The site — a money-mindsets section
The top-of-mind WNAC question — what are good teachable mindsets for budgeting and investing? — needed a home before any of the applied AI work. So the base now has a money MOC: a reading list of six books, each distilled to its mindsets and first principles, with a full note started for the one already read — the Almanack. The rest get promoted to standalone notes as they’re read.
The same through-lines kept surfacing across all six — spend less than you earn, time beats timing, define enough, behaviour beats knowledge, money buys freedom not status, price things in life energy — which is a good sign the mindsets are real and not author quirks. The one tension worth holding: frugality-to-independence (Simple Path, Your Money or Your Life) against spending-down-on-experiences (Die With Zero), reconciled by enough and time-bucketing.

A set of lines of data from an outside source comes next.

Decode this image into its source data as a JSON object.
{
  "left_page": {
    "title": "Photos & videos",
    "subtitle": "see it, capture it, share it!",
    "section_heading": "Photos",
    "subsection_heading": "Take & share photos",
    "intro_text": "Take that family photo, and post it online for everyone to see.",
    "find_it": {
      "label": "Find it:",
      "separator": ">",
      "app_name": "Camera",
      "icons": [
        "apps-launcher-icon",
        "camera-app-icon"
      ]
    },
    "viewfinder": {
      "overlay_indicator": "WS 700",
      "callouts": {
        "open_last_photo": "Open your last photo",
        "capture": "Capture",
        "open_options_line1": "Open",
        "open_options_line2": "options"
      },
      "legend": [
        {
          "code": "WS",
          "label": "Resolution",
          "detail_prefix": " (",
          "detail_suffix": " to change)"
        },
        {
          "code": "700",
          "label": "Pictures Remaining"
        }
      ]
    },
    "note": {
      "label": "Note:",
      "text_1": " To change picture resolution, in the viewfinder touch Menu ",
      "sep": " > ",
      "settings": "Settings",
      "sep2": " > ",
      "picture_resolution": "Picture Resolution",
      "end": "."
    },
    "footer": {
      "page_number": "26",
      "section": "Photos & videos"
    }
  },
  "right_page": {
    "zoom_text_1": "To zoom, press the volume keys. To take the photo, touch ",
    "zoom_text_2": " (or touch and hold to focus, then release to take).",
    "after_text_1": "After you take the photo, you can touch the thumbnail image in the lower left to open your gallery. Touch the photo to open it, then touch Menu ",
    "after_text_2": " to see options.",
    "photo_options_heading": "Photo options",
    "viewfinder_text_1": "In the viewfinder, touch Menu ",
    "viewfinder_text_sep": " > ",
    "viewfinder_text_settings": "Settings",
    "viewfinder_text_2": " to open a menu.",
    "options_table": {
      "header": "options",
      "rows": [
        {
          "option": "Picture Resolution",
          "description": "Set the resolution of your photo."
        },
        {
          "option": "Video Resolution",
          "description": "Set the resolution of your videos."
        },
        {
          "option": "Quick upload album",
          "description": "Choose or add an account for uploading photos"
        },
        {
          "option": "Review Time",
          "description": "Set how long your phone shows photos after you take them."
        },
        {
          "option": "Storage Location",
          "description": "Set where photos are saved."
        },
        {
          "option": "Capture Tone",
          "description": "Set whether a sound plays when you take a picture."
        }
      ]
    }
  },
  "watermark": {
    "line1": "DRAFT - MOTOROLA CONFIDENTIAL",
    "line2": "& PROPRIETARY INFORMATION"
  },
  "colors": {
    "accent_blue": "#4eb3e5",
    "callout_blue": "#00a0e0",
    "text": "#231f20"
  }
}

This is the mindset layer. The applied layer — where AI actually changes the budgeting and investment loop — is still WNAC‘s to work out, and the base will grow budgeting and investment nodes alongside it.
Tsumugu — the reading layer
Yesterday was the engine; today was making it read like Migaku. The reading layer landed across the reader and YouTube:
- Zhuyin ruby and coloured underlines. Each word can render 注音 above the character, aligned to its pre-baked reading, with a per-status underline ramp instead of a fill — the Migaku look, scoped so the default fill model stays untouched.
- A real Taiwan guard. OpenCC now runs
cn→twp(Taiwan-idiom), so 軟件 becomes 軟體 and 信息 becomes 資訊 — not just character conversion, but the vocabulary a Taiwanese reader would actually use. - Two-way sync without data loss. The word store now carries provenance on every word — when, where, and from which source its status last changed — which fixed a confirmed bug where re-importing could demote a word already learned. Re-imports are now idempotent.
- YouTube, the honest way. A synced reader highlights the playing line in Tsumugu’s own text; no code runs on youtube.com, with a local scrubber fallback when offline.
- A richer Migaku importer. Reading Migaku’s SQLite directly — skipping soft-deleted rows, keeping each word’s origin — seeds roughly 2,100 known Mandarin words with provenance, and re-applying blocks zero demotions.
Green throughout: 395 public plus 195 private tests. Still open — wiring real Netflix and YouTube caption ingest into a reading session, and the optional, default-off write-back to Migaku.